Perhaps it was something that came from inside myself. Or perhaps my big brother’s words were starting to have an effect. Perhaps I was ready.
Ready to meet the one.
I quickly dispelled the thought with a shake of my head: d
on’t be ridiculous—you’re Liam Croft. There were only two things for which I was ready: winning and partying. That was all I needed.
Right?
Chapter 3
Allison
Regardless of the sport, match day is special. I was very familiar with match day excitement from my job, of course, but also from going to see one match or another with my father when I was younger. Baseball games had been a tradition for us; always sitting in the same seats and soaking up the atmosphere. It was something you could almost taste in the air, a spicy tang of anticipation, edged with nervousness and with a robust head of gung-ho confidence. There was nothing like it, and a Premiership Football match generated it to at least the equal of any other sport.

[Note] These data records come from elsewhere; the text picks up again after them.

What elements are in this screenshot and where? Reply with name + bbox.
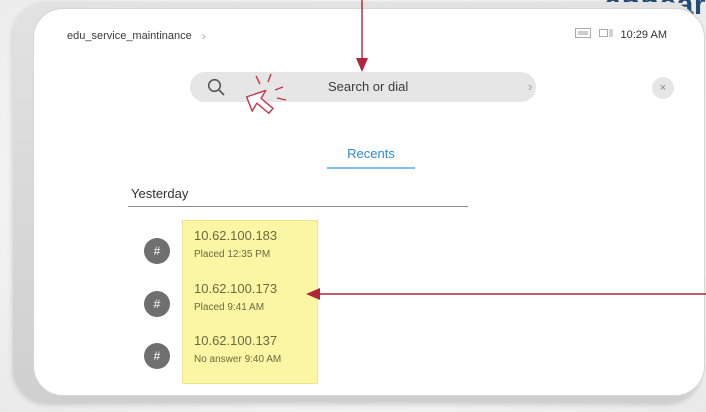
call-list-item[interactable]: #: [144, 329, 170, 369]
status-time: 10:29 AM: [620, 28, 667, 41]
chevron-right-icon[interactable]: ›: [202, 29, 206, 43]
search-chevron-icon[interactable]: ›: [528, 79, 532, 94]
close-button[interactable]: ×: [652, 77, 674, 99]
section-divider: [128, 206, 468, 207]
search-icon: [207, 78, 225, 96]
call-list-item[interactable]: #: [144, 224, 170, 264]
call-entry[interactable]: 10.62.100.183 Placed 12:35 PM: [194, 228, 277, 260]
display-icon: [574, 28, 591, 41]
call-avatar: #: [144, 291, 170, 317]
call-list-item[interactable]: #: [144, 277, 170, 317]
section-label-yesterday: Yesterday: [131, 186, 189, 201]
tab-recents[interactable]: Recents: [327, 146, 415, 169]
device-screen: edu_service_maintinance › 10:29 AM Searc…: [33, 8, 705, 396]
call-number: 10.62.100.137: [194, 333, 278, 348]
call-avatar: #: [144, 238, 170, 264]
call-entry[interactable]: 10.62.100.137 No answer 9:40 AM: [194, 333, 281, 365]
device-frame: edu_service_maintinance › 10:29 AM Searc…: [13, 2, 705, 402]
call-status: Placed 9:41 AM: [194, 302, 265, 313]
camera-icon: [598, 28, 613, 41]
device-name: edu_service_maintinance: [67, 30, 192, 42]
call-number: 10.62.100.173: [194, 281, 278, 296]
stage: appear edu_service_maintinance ›: [0, 0, 706, 412]
status-bar-right: 10:29 AM: [574, 28, 667, 41]
call-avatar: #: [144, 343, 170, 369]
call-number: 10.62.100.183: [194, 228, 278, 243]
call-status: No answer 9:40 AM: [194, 354, 282, 365]
status-bar-left: edu_service_maintinance ›: [67, 29, 206, 43]
search-bar[interactable]: Search or dial: [190, 72, 536, 102]
search-input[interactable]: Search or dial: [328, 79, 408, 94]
call-status: Placed 12:35 PM: [194, 249, 271, 260]
call-entry[interactable]: 10.62.100.173 Placed 9:41 AM: [194, 281, 277, 313]
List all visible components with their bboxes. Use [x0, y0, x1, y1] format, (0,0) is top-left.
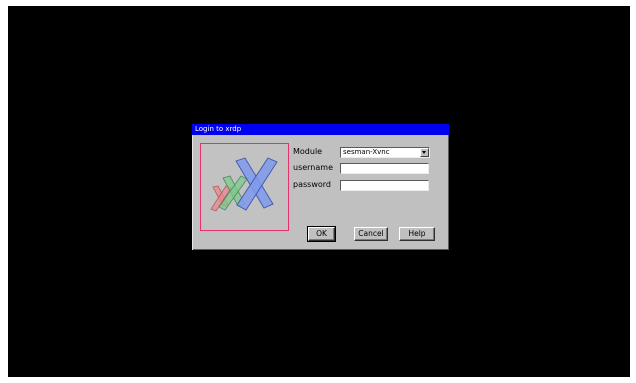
- chevron-down-icon: [422, 151, 426, 154]
- password-input[interactable]: [340, 180, 429, 191]
- cancel-button[interactable]: Cancel: [354, 227, 388, 241]
- password-label: password: [293, 180, 331, 189]
- help-button[interactable]: Help: [399, 227, 435, 241]
- username-input[interactable]: [340, 163, 429, 174]
- remote-desktop-background: Login to xrdp Module sesman-Xvnc usernam…: [8, 6, 630, 377]
- dialog-titlebar[interactable]: Login to xrdp: [192, 124, 449, 135]
- dialog-title: Login to xrdp: [195, 125, 242, 133]
- xrdp-x-logo-icon: [210, 157, 278, 212]
- module-selected-value: sesman-Xvnc: [343, 148, 390, 156]
- username-label: username: [293, 163, 333, 172]
- module-label: Module: [293, 147, 323, 156]
- login-dialog: Login to xrdp Module sesman-Xvnc usernam…: [192, 124, 449, 250]
- module-dropdown-button[interactable]: [420, 148, 429, 157]
- module-select[interactable]: sesman-Xvnc: [340, 147, 430, 158]
- xrdp-logo-panel: [200, 143, 289, 231]
- ok-button[interactable]: OK: [307, 226, 336, 242]
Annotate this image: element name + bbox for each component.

Somewhere between love and fanaticism lay the fans of English football, decked out in their team colors—scarves, hats, T shirts and even body paint proclaiming to the world who they supported, as if they weren’t already shouting loud enough for everyone within a mile radius to be left in any doubt. Though there was inevitably friction, name-calling, and even the occasional scuffle between the supporters of the opposing teams, the ugly days of hooliganism—which so plagued the sport in the eighties and got the English such a thoroughly bad reputation—were thankfully gone. The competitive animosity was simply part of the experience, part of the heady cocktail that hung in the air.

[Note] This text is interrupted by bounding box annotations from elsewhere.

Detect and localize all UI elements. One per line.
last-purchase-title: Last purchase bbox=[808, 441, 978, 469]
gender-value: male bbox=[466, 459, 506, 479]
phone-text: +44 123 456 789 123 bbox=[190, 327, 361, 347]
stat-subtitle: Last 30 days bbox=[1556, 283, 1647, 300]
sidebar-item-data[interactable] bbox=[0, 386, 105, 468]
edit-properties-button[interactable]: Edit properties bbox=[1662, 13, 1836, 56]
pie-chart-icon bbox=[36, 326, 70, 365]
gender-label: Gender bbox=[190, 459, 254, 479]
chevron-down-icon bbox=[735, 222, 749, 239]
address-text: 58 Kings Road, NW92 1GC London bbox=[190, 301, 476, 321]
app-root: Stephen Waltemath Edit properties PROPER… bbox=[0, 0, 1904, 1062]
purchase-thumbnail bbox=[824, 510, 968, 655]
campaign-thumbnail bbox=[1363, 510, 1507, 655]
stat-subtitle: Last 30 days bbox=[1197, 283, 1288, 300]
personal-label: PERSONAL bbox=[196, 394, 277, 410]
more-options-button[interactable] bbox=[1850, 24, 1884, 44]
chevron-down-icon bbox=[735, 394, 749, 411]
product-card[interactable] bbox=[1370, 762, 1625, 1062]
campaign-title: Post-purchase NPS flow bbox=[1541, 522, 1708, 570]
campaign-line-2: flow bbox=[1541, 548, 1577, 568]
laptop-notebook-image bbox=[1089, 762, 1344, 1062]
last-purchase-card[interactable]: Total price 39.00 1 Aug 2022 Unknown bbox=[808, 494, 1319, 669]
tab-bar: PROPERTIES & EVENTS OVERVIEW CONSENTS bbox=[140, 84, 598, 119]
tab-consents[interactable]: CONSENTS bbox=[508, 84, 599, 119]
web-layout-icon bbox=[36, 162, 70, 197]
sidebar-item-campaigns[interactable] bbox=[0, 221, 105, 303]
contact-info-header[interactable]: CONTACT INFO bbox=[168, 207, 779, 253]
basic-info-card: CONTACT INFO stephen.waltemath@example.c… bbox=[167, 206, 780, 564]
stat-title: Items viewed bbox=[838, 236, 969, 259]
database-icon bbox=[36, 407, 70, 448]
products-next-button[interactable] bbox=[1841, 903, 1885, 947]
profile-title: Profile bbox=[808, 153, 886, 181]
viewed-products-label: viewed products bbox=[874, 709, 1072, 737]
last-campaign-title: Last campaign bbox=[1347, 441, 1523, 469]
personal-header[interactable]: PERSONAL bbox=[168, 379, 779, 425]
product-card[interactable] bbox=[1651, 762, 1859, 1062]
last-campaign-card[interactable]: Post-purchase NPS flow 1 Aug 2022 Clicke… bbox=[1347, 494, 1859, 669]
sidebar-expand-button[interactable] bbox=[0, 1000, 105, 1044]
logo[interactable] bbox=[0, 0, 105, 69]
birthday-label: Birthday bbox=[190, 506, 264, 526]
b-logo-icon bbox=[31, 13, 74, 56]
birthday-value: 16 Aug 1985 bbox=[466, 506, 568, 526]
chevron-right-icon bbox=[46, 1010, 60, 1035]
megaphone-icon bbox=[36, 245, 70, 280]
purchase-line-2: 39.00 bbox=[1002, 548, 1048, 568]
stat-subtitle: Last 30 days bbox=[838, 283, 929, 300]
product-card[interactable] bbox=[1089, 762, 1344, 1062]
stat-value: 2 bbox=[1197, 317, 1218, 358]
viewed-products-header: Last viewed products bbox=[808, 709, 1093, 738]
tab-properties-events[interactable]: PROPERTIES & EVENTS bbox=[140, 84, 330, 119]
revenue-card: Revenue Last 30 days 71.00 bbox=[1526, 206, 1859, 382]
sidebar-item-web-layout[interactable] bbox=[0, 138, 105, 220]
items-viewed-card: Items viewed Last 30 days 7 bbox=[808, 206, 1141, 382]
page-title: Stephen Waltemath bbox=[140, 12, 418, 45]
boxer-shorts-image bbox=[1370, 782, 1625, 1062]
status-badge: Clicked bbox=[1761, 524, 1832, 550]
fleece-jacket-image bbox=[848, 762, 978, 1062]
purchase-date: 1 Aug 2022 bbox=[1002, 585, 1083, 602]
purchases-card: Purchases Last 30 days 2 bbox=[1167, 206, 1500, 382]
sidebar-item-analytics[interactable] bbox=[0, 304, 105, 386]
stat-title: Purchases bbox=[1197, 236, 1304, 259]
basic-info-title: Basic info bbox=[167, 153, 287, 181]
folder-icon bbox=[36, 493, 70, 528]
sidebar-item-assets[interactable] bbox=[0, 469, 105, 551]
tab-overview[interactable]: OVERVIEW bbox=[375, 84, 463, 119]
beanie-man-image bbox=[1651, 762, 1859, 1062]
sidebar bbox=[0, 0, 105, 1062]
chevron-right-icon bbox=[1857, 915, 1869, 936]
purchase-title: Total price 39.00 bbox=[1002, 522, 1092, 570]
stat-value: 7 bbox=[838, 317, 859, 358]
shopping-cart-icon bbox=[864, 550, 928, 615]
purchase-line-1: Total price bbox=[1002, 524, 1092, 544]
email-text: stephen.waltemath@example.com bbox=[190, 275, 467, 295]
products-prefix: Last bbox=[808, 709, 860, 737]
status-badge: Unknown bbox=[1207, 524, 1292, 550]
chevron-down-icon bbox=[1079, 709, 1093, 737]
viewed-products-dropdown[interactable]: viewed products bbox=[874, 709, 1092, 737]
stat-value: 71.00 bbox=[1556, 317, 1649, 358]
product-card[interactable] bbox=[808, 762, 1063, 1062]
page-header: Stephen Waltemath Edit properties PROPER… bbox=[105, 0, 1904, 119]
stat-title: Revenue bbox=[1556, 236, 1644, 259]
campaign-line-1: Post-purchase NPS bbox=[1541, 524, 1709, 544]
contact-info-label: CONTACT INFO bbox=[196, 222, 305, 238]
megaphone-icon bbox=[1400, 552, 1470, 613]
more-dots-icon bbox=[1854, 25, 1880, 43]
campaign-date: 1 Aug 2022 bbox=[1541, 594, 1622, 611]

For a while, I gazed wistfully at the entrances to the stadium through which the massed crowds poured, and I wished that I was down there with them. That would the real way in which to enjoy my first British football match: alongside the real supporters, drinking in the atmosphere and enthusiasm—the highs, the lows, the thrill and the despair. But I had a job to do, and I wasn’t even going to be able to watch the whole match.
With a parting glance towards the excited fans, I turned away and headed for the media entrance, through which a throng of reporters made their way, business-like but still eager, which I was pleased to see. I liked sports journalists who retained their enthusiasm for sport.